New York City Hous. Auth. v. Admiral Ins. Co.
This text of 2024 NY Slip Op 02505 (New York City Hous. Auth. v. Admiral Ins. Co.) is published on Counsel Stack Legal Research, covering Appellate Division of the Supreme Court of the State of New York primary law. Counsel Stack provides free access to over 12 million legal documents including statutes, case law, regulations, and constitutions.
Opinion
| New York City Hous. Auth. v Admiral Ins. Co. |
| 2024 NY Slip Op 02505 |
| Decided on May 07, 2024 |
| Appellate Division, First Department |
| Published by New York State Law Reporting Bureau pursuant to Judiciary Law § 431. |
| This opinion is uncorrected and subject to revision before publication in the Official Reports. |
Decided and Entered: May 07, 2024
Before: Webber, J.P., Moulton, Friedman, González, Mendez, JJ.
Index No. 451444/20 Appeal No. 2212 Case No. 2023-00733
v
Admiral Insurance Company, Appellant, Colony Insurance Company, Defendant.
Robinson & Cole LLP, New York (Aaron F. Mandel of counsel), for appellant.
Herzfeld & Rubin, P.C., New York (Miriam Skolnik of counsel), for respondent.

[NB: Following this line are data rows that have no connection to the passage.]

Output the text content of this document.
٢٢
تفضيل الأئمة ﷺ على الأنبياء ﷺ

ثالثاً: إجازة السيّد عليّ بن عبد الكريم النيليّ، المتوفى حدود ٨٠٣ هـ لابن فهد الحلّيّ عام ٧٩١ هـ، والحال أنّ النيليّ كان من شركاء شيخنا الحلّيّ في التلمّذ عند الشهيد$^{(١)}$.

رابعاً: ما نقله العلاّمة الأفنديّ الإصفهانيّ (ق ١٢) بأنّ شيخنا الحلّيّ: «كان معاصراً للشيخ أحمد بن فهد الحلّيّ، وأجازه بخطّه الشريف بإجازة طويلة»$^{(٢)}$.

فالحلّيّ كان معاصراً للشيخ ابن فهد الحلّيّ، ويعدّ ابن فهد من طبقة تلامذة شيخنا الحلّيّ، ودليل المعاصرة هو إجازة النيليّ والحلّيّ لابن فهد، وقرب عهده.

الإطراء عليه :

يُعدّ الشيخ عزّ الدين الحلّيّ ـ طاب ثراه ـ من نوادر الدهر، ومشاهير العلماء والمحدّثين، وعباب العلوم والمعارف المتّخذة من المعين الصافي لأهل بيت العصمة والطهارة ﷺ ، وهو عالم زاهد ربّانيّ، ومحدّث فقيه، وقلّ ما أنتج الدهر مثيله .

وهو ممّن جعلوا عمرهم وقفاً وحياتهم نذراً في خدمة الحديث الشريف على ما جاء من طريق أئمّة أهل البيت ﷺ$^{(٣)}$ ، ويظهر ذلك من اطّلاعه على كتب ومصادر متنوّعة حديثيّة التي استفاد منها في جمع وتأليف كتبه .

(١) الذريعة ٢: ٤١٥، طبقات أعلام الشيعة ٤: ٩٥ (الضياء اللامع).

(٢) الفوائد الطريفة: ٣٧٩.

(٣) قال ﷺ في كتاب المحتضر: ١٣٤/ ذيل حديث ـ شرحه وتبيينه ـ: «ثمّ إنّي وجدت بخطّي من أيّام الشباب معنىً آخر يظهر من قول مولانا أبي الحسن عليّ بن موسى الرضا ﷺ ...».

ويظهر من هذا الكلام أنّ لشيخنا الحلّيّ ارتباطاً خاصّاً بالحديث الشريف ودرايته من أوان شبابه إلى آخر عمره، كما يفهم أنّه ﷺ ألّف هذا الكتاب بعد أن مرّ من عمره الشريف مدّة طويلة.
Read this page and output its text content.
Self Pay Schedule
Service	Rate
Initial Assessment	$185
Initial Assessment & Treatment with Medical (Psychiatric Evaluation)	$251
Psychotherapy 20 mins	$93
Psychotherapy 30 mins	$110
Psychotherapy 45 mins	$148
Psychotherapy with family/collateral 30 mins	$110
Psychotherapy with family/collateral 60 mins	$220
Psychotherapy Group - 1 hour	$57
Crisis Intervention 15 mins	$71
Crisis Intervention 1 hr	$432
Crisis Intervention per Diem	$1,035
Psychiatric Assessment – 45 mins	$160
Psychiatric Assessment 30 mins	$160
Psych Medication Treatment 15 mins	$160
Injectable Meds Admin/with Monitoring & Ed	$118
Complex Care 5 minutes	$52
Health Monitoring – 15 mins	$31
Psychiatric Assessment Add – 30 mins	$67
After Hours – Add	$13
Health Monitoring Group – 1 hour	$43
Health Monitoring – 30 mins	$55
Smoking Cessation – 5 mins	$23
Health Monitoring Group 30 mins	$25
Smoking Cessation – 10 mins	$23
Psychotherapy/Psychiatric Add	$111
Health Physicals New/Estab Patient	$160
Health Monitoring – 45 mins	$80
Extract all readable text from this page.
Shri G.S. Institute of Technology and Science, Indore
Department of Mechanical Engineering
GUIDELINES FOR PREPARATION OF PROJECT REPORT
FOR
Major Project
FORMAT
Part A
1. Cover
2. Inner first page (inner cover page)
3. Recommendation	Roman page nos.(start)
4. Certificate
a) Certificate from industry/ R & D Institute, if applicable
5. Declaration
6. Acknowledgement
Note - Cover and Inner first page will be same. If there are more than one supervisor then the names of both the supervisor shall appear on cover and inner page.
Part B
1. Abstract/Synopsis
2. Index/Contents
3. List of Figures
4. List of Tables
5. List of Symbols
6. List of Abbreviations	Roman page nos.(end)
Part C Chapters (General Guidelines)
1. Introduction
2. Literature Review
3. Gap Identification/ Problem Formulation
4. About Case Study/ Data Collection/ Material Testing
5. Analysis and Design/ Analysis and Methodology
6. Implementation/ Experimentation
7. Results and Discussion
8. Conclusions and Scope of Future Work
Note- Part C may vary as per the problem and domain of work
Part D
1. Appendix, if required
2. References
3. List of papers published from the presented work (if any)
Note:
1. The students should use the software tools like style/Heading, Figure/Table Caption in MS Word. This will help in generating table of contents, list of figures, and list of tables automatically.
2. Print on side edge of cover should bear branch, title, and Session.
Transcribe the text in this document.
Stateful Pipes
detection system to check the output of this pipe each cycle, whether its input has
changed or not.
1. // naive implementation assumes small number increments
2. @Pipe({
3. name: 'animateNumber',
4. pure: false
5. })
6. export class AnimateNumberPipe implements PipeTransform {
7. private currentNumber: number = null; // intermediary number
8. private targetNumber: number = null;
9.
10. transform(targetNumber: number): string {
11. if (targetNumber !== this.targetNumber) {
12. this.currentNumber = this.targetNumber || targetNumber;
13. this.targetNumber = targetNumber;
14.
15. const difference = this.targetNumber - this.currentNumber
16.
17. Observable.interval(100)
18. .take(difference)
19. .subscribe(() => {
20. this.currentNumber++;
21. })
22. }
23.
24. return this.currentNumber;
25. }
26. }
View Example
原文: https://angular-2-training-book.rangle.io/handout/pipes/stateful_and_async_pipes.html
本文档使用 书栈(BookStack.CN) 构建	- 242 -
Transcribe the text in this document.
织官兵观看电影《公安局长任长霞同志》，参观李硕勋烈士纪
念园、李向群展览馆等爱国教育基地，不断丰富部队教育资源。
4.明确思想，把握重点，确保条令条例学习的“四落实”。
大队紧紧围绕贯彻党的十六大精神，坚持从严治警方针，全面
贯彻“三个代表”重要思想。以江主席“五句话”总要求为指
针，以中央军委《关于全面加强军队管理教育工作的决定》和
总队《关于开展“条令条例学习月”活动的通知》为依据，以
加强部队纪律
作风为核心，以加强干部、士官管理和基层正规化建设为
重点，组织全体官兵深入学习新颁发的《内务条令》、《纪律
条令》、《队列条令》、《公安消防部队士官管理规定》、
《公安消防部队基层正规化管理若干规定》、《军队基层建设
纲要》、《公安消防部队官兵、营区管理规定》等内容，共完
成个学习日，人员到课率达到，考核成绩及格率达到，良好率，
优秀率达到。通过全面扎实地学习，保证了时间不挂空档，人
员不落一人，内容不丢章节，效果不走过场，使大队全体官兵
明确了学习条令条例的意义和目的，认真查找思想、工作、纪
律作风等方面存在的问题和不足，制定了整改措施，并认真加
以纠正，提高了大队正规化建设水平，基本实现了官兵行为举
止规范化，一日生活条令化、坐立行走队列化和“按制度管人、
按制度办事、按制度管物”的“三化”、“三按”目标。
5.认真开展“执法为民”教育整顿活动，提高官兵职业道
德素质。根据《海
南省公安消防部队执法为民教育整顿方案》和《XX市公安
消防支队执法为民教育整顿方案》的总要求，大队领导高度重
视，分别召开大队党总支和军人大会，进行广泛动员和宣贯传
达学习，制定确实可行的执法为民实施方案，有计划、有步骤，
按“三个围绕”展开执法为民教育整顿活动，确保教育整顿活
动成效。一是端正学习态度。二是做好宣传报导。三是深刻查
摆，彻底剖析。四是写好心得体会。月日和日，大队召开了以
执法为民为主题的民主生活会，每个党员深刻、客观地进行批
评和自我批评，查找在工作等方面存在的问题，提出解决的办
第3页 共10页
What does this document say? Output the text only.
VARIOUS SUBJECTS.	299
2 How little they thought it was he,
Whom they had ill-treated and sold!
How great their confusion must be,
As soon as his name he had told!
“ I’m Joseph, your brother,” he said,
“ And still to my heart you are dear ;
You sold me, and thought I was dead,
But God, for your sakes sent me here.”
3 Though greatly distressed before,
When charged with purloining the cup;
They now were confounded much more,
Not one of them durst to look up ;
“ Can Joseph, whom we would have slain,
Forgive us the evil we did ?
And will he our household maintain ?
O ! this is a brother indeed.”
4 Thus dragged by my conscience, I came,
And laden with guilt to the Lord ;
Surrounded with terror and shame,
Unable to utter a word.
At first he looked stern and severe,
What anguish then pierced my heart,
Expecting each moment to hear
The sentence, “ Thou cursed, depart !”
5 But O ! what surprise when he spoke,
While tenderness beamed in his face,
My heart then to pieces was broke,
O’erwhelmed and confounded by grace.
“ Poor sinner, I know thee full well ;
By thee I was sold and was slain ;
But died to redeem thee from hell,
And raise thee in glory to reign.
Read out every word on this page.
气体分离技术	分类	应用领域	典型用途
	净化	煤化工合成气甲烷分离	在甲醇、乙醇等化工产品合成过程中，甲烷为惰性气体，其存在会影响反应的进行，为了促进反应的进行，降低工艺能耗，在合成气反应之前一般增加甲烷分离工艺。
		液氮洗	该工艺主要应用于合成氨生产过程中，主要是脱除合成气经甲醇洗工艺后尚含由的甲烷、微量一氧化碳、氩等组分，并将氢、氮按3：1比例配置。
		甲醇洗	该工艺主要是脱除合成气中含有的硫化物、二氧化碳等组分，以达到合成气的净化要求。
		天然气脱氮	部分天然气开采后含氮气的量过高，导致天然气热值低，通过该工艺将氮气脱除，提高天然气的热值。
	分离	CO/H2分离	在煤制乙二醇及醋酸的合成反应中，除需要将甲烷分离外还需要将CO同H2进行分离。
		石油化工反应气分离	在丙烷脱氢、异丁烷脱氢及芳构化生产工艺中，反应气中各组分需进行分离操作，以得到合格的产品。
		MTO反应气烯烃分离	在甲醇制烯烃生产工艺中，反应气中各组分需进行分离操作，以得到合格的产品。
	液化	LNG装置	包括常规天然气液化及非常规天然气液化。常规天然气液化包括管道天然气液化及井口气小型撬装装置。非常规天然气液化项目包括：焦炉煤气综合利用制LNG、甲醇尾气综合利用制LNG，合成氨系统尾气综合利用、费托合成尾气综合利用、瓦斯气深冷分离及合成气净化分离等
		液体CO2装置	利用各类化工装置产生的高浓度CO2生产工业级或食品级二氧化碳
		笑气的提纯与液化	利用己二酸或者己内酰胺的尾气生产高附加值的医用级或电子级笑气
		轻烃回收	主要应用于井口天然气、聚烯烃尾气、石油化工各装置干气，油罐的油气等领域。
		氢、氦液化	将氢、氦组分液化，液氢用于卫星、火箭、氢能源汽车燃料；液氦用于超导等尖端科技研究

Order, Supreme Court, New York County (Lucy Billings, J.), entered January 3, 2023, which granted the motion of plaintiff New York City Housing Authority (NYCHA) for summary judgment declaring that defendant Admiral Insurance Company had untimely disclaimed insurance coverage, unanimously affirmed, without costs.
NYCHA established its entitlement to summary judgment, as the evidence submitted on its motion showed that Admiral's August 2018 disclaimer of coverage was untimely as a matter of law. Admiral does not dispute that it knew of a basis for disclaiming liability on the underlying Labor Law action as early as 2016, based on the injured worker's employment with an insured and the "action over" exclusion in its excess liability policy (see GPH Partners, LLC v American Home Assur. Co., 87 AD3d 843, 843-844 [1st Dept 2011]). Indeed, Admiral relied on the identical exclusion in its primary liability policy for its March 17, 2016 disclaimer on the primary policy.
Admiral contends that its disclaimer was timely because its duty to disclaim under the excess policy was triggered only once there was a reasonable possibility that the excess coverage might be reached (citing Kamyr, Inc. v St. Paul Surplus Lines Ins. Co., 152 AD2d 62, 66-67 [3d Dept 1989]). We reject the contention that the disclaimer was timely under this standard. Admiral had notice of just such a reasonable possibility no later than its 2017 receipt of NYCHA counsel's litigation plan, which contained ample grounds to conclude that excess coverage might be triggered (see ADD Plumbing, Inc. v Burlington Ins. Co., 192 AD3d 496, 496-497 [1st Dept 2021]; Liberty Mut. Fire Ins. Co. v Navigators Ins. Co., 158 AD3d 431, 432 [1st Dept 2018], lv denied 32 NY3d 903 [2018]).
THIS CONSTITUTES THE DECISION AND ORDER OF THE SUPREME COURT, APPELLATE DIVISION, FIRST DEPARTMENT.